Heart Trouble Can Start in the Young

Cardiologist gives advice on diet and exercise to overweight kids

MONDAY, Feb. 16, 2004 (HealthDayNews) -- It was something cardiologist Rae-Ellen Kavey never thought she'd witness.

"For 30 years I have been doing cardiology, and I never thought I would see a child with type 2 diabetes at 10 or 12 years of age," says Kavey, chairwoman of cardiology at Children's Memorial Hospital at Northwestern University's Feinberg School of Medicine in Chicago.

The rising incidence of type 2 diabetes, once called adult-onset diabetes, in young people is just one aspect of the obesity epidemic plaguing the United States. Unfortunately, both diabetes and obesity spell heart trouble, even for kids, she notes.

"Obesity is like a marker for high blood pressure and high cholesterol. Those things all cluster together," Kavey says. "In the old days it was called the deadly triad. I'm seeing it all the time now."

The good news is that damage to arteries is reversible if children just change their behaviors.

Kavey works with her pediatric patients to get them to adopt a weight loss and exercise program. The exercise can be anything they can do in half-hour segments: hula hooping, skipping rope, jazz dancing, karate or a combination.

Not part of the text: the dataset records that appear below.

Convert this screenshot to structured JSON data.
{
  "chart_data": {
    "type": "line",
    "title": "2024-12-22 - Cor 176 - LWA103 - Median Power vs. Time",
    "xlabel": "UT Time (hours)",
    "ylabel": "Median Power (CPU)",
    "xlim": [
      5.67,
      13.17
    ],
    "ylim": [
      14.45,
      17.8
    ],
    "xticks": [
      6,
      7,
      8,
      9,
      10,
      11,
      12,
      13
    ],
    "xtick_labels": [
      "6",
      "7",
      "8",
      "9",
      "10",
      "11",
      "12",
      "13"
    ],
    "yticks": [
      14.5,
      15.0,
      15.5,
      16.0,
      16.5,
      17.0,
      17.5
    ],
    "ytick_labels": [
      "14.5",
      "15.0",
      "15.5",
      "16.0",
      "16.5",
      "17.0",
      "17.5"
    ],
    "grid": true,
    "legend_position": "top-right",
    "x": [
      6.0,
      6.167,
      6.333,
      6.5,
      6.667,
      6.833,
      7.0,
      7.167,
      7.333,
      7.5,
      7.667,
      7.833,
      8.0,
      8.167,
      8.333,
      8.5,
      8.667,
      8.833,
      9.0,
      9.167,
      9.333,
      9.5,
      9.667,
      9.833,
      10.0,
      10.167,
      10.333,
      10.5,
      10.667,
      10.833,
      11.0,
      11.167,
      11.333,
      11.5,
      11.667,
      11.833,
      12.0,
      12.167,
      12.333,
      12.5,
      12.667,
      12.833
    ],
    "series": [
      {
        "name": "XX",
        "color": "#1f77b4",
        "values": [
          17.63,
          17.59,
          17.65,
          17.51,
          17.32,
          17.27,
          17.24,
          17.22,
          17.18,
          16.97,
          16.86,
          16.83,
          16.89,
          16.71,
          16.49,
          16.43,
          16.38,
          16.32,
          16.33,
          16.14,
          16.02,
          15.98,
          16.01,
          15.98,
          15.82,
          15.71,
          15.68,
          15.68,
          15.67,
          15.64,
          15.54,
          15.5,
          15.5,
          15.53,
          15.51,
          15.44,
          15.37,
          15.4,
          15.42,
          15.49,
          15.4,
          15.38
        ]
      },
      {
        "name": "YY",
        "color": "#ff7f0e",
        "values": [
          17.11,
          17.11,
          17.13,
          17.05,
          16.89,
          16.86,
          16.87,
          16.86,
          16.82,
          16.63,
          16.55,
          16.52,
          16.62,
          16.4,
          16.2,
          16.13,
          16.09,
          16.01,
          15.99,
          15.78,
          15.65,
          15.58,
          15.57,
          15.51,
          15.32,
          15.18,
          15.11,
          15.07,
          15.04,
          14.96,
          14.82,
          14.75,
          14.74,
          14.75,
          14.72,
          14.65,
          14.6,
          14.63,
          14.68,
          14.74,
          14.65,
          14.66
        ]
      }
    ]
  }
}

On the diet side, there are four simple rules:

  • Get rid of all drinks with sugar (that means no juice, no Gatorade, no soda, except diet soda, and no milk except skim milk).
  • All snacks between meals have to be raw fruit, raw vegetables or air-popped popcorn.
  • At mealtime, portions of meat and starch need to be cut by 25 percent (two pieces of toast becomes one-and-a-half). Vegetables and salad fill in any gaps.
  • No eating in front of the television. "That combination is the worst thing you could do, sitting still and eating," Kavey says.

It's not easy. One in four of Kavey's patients loses weight, one in four tries but doesn't lose and two out of four never come back. "That's considered pretty good results," she says.

A successful program, Kavey adds, needs to involve the entire family, especially since obese children often have at least one obese parent. "You can't just change the life of one child," she says. "It's the whole family."

Asked about the U.S. Food and Drug Administration's recent approval of the drug Xenical to treat obese adolescents, Kavey says drugs aren't the answer.

"Drugs for adults have been moderately successful," she says. "It's not like drugs are going to transform children who are massively overweight into normal-weight children. The drug has to be combined with diet."